I wanted so much from this session and already in the first half hour, I was crushed. The urge to get up and out of that circle of energy-feeling, light-seeing people to 'get the socks from the car' (and then putting them on in the comfort of my home) -- was strong. I wanted to leave. It was not right to start with, why keep going? But, I came clean and told the Master about the experience I wasn't having, and, under my breathe said: your attunement must not have worked, give me my money back.
"Be easy with it,'' she said. "Some people might see colors as they do this more and more, but some never will. I never have."
Be easy with it. Is that like ... letting go? In a split Tibetan chime second, I saw my path to Reiki. I always try too hard, hope too hard, work too hard, want too hard. My life is clenched between the end of one second to the start of another, and then another, and another. It's almost as if I loosened my hold, something might fall through the cracks between my fingers.
But, it might also let something new come in.
I invited in the energy to play at the next attunement that day. I loosened up (as best I knew how). And something found its way in. At first I thought I was dozing off -- rocking in my seat from the (still) repetitive drone of the Sanskrit chant. But then my body started spiraling anticlockwise, like it had caught on to some kind of energy slipstream, spinning around my center with a force that wasn't mine. I tried to spiral in the opposite direction and I immediately lost the flow, my movement became contrived -- directed by the kinetics of my own body, not the free flowing motion of being in the wake of something fluid, something bigger. Something outside of me.
I stopped, felt for the slipstream of energy and jumped back in. It felt like home.
And so, a beginning. Nothing sublime or colorful but it was a start and it was for me to call my own.
It's time to do a Reiki session. I have four more hours before Day 2 of the retreat. One of the hours will be perfect enough for me.
Thursday, August 13, 2009
A retreat. Here. Now.
So far, I've changed my URL and title more than five times now -- and it's back to what it was when I created the blog.

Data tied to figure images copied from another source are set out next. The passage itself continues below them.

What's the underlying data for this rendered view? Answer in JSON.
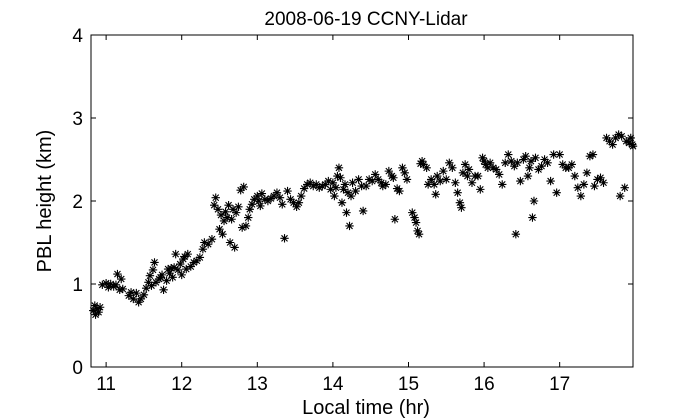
{
  "chart_data": {
    "type": "scatter",
    "title": "2008-06-19 CCNY-Lidar",
    "xlabel": "Local time (hr)",
    "ylabel": "PBL height (km)",
    "xlim": [
      10.8,
      17.97
    ],
    "ylim": [
      0,
      4
    ],
    "xticks": [
      11,
      12,
      13,
      14,
      15,
      16,
      17
    ],
    "yticks": [
      0,
      1,
      2,
      3,
      4
    ],
    "grid": false,
    "marker": "asterisk",
    "marker_color": "#000000",
    "points": [
      [
        10.83,
        0.68
      ],
      [
        10.85,
        0.74
      ],
      [
        10.86,
        0.63
      ],
      [
        10.88,
        0.7
      ],
      [
        10.9,
        0.66
      ],
      [
        10.92,
        0.72
      ],
      [
        10.95,
        0.99
      ],
      [
        11.0,
        1.01
      ],
      [
        11.03,
        0.96
      ],
      [
        11.06,
        1.0
      ],
      [
        11.1,
        0.97
      ],
      [
        11.13,
        0.99
      ],
      [
        11.15,
        1.12
      ],
      [
        11.18,
        0.93
      ],
      [
        11.2,
        1.06
      ],
      [
        11.22,
        0.94
      ],
      [
        11.3,
        0.86
      ],
      [
        11.33,
        0.9
      ],
      [
        11.36,
        0.82
      ],
      [
        11.4,
        0.89
      ],
      [
        11.43,
        0.78
      ],
      [
        11.46,
        0.82
      ],
      [
        11.5,
        0.87
      ],
      [
        11.53,
        0.95
      ],
      [
        11.56,
        1.02
      ],
      [
        11.58,
        1.1
      ],
      [
        11.6,
        0.98
      ],
      [
        11.62,
        1.17
      ],
      [
        11.64,
        1.26
      ],
      [
        11.66,
        1.02
      ],
      [
        11.7,
        1.06
      ],
      [
        11.72,
        1.08
      ],
      [
        11.74,
        1.11
      ],
      [
        11.76,
        0.93
      ],
      [
        11.8,
        1.04
      ],
      [
        11.82,
        1.18
      ],
      [
        11.84,
        1.13
      ],
      [
        11.86,
        1.19
      ],
      [
        11.88,
        1.08
      ],
      [
        11.9,
        1.2
      ],
      [
        11.92,
        1.36
      ],
      [
        11.95,
        1.17
      ],
      [
        11.98,
        1.24
      ],
      [
        12.0,
        1.11
      ],
      [
        12.02,
        1.3
      ],
      [
        12.04,
        1.33
      ],
      [
        12.06,
        1.18
      ],
      [
        12.08,
        1.36
      ],
      [
        12.12,
        1.21
      ],
      [
        12.16,
        1.26
      ],
      [
        12.2,
        1.28
      ],
      [
        12.24,
        1.32
      ],
      [
        12.28,
        1.42
      ],
      [
        12.3,
        1.5
      ],
      [
        12.35,
        1.48
      ],
      [
        12.4,
        1.54
      ],
      [
        12.43,
        1.95
      ],
      [
        12.45,
        2.04
      ],
      [
        12.48,
        1.9
      ],
      [
        12.5,
        1.66
      ],
      [
        12.52,
        1.83
      ],
      [
        12.54,
        1.6
      ],
      [
        12.56,
        1.76
      ],
      [
        12.58,
        1.87
      ],
      [
        12.6,
        1.8
      ],
      [
        12.62,
        1.95
      ],
      [
        12.64,
        1.5
      ],
      [
        12.66,
        1.78
      ],
      [
        12.68,
        1.9
      ],
      [
        12.7,
        1.44
      ],
      [
        12.72,
        1.86
      ],
      [
        12.75,
        1.93
      ],
      [
        12.78,
        2.13
      ],
      [
        12.8,
        1.68
      ],
      [
        12.82,
        2.17
      ],
      [
        12.85,
        1.7
      ],
      [
        12.88,
        1.8
      ],
      [
        12.9,
        1.9
      ],
      [
        12.93,
        1.96
      ],
      [
        12.96,
        2.02
      ],
      [
        13.0,
        2.06
      ],
      [
        13.02,
        2.0
      ],
      [
        13.04,
        1.94
      ],
      [
        13.06,
        2.09
      ],
      [
        13.1,
        2.02
      ],
      [
        13.14,
        2.0
      ],
      [
        13.18,
        2.03
      ],
      [
        13.22,
        2.06
      ],
      [
        13.26,
        2.1
      ],
      [
        13.3,
        2.04
      ],
      [
        13.33,
        1.96
      ],
      [
        13.36,
        1.55
      ],
      [
        13.4,
        2.12
      ],
      [
        13.44,
        2.02
      ],
      [
        13.48,
        1.98
      ],
      [
        13.52,
        1.93
      ],
      [
        13.55,
        1.98
      ],
      [
        13.58,
        2.06
      ],
      [
        13.62,
        2.15
      ],
      [
        13.66,
        2.2
      ],
      [
        13.7,
        2.22
      ],
      [
        13.74,
        2.18
      ],
      [
        13.78,
        2.2
      ],
      [
        13.82,
        2.16
      ],
      [
        13.86,
        2.18
      ],
      [
        13.9,
        2.2
      ],
      [
        13.94,
        2.24
      ],
      [
        13.97,
        2.14
      ],
      [
        14.0,
        2.22
      ],
      [
        14.02,
        2.06
      ],
      [
        14.04,
        2.16
      ],
      [
        14.06,
        2.3
      ],
      [
        14.08,
        2.4
      ],
      [
        14.1,
        2.28
      ],
      [
        14.12,
        1.98
      ],
      [
        14.14,
        2.14
      ],
      [
        14.16,
        2.2
      ],
      [
        14.18,
        1.86
      ],
      [
        14.2,
        2.1
      ],
      [
        14.22,
        1.7
      ],
      [
        14.24,
        2.06
      ],
      [
        14.26,
        2.22
      ],
      [
        14.3,
        2.12
      ],
      [
        14.34,
        2.26
      ],
      [
        14.38,
        2.18
      ],
      [
        14.4,
        1.88
      ],
      [
        14.44,
        2.18
      ],
      [
        14.48,
        2.26
      ],
      [
        14.52,
        2.24
      ],
      [
        14.56,
        2.32
      ],
      [
        14.6,
        2.26
      ],
      [
        14.64,
        2.22
      ],
      [
        14.66,
        2.18
      ],
      [
        14.7,
        2.2
      ],
      [
        14.74,
        2.36
      ],
      [
        14.78,
        2.3
      ],
      [
        14.8,
        2.28
      ],
      [
        14.82,
        1.78
      ],
      [
        14.85,
        2.15
      ],
      [
        14.88,
        2.12
      ],
      [
        14.92,
        2.4
      ],
      [
        14.95,
        2.34
      ],
      [
        14.98,
        2.26
      ],
      [
        15.05,
        1.86
      ],
      [
        15.08,
        1.8
      ],
      [
        15.1,
        1.74
      ],
      [
        15.12,
        1.64
      ],
      [
        15.14,
        1.6
      ],
      [
        15.16,
        2.45
      ],
      [
        15.18,
        2.48
      ],
      [
        15.2,
        2.44
      ],
      [
        15.24,
        2.4
      ],
      [
        15.26,
        2.2
      ],
      [
        15.3,
        2.26
      ],
      [
        15.34,
        2.2
      ],
      [
        15.36,
        2.08
      ],
      [
        15.38,
        2.3
      ],
      [
        15.42,
        2.24
      ],
      [
        15.46,
        2.36
      ],
      [
        15.5,
        2.26
      ],
      [
        15.54,
        2.46
      ],
      [
        15.58,
        2.4
      ],
      [
        15.62,
        2.22
      ],
      [
        15.65,
        2.1
      ],
      [
        15.68,
        1.98
      ],
      [
        15.7,
        1.92
      ],
      [
        15.72,
        2.34
      ],
      [
        15.75,
        2.44
      ],
      [
        15.78,
        2.3
      ],
      [
        15.8,
        2.38
      ],
      [
        15.84,
        2.22
      ],
      [
        15.88,
        2.3
      ],
      [
        15.92,
        2.3
      ],
      [
        15.95,
        2.14
      ],
      [
        15.98,
        2.52
      ],
      [
        16.0,
        2.48
      ],
      [
        16.02,
        2.44
      ],
      [
        16.05,
        2.4
      ],
      [
        16.08,
        2.46
      ],
      [
        16.12,
        2.4
      ],
      [
        16.16,
        2.38
      ],
      [
        16.2,
        2.32
      ],
      [
        16.24,
        2.2
      ],
      [
        16.28,
        2.46
      ],
      [
        16.32,
        2.56
      ],
      [
        16.36,
        2.48
      ],
      [
        16.4,
        2.42
      ],
      [
        16.42,
        1.6
      ],
      [
        16.44,
        2.46
      ],
      [
        16.48,
        2.24
      ],
      [
        16.52,
        2.5
      ],
      [
        16.55,
        2.54
      ],
      [
        16.58,
        2.3
      ],
      [
        16.6,
        2.4
      ],
      [
        16.62,
        2.48
      ],
      [
        16.64,
        1.8
      ],
      [
        16.66,
        2.0
      ],
      [
        16.68,
        2.52
      ],
      [
        16.72,
        2.38
      ],
      [
        16.76,
        2.42
      ],
      [
        16.8,
        2.5
      ],
      [
        16.84,
        2.46
      ],
      [
        16.88,
        2.24
      ],
      [
        16.92,
        2.56
      ],
      [
        16.96,
        2.1
      ],
      [
        17.0,
        2.56
      ],
      [
        17.04,
        2.44
      ],
      [
        17.08,
        2.4
      ],
      [
        17.12,
        2.4
      ],
      [
        17.16,
        2.44
      ],
      [
        17.2,
        2.3
      ],
      [
        17.24,
        2.16
      ],
      [
        17.28,
        2.06
      ],
      [
        17.32,
        2.2
      ],
      [
        17.36,
        2.34
      ],
      [
        17.4,
        2.54
      ],
      [
        17.44,
        2.56
      ],
      [
        17.46,
        2.18
      ],
      [
        17.5,
        2.26
      ],
      [
        17.54,
        2.28
      ],
      [
        17.58,
        2.22
      ],
      [
        17.62,
        2.76
      ],
      [
        17.66,
        2.72
      ],
      [
        17.7,
        2.68
      ],
      [
        17.74,
        2.76
      ],
      [
        17.78,
        2.8
      ],
      [
        17.8,
        2.06
      ],
      [
        17.82,
        2.78
      ],
      [
        17.86,
        2.16
      ],
      [
        17.88,
        2.72
      ],
      [
        17.92,
        2.7
      ],
      [
        17.94,
        2.76
      ],
      [
        17.96,
        2.68
      ],
      [
        17.97,
        2.66
      ]
    ]
  }
}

And, I've rewritten the intro paragraphs enough times I could have started at least 10 -- no 20 -- different blogs by now.
You get the point.
Really, I am the last person who should be studying Reiki, a healing practice where the results are far from tangible -- at least to a beginner like me. Where proof comes less from what I see but what I am open to feel. It's that trust thing.
Here's where the retreat comes in. August 15 is Dr. Usui's (the person who started it all) 144th birthday and, in his honor, a 21-day virtual retreat will be held on that day -- the day I was supposed to start my Level II Reiki attunements but didn't because there were only two of us who were continuing the study. In exchange, the Universe has offered me this chance to deepen my relationship with Reiki not by attending classes but by (wait for it) -- practicing it.
So for the next 21 days, I will dip my curious but skeptical toes into an ocean of healing, positive biofield and play with it. Be open with it.
Feel it.
And I will write about it, too, because perhaps if I were more open with my words -- if I played with it and observed it a little more -- I might deepen my relationship with it, too. I might even learn to let go.
It's that trust thing. But I'm up for it.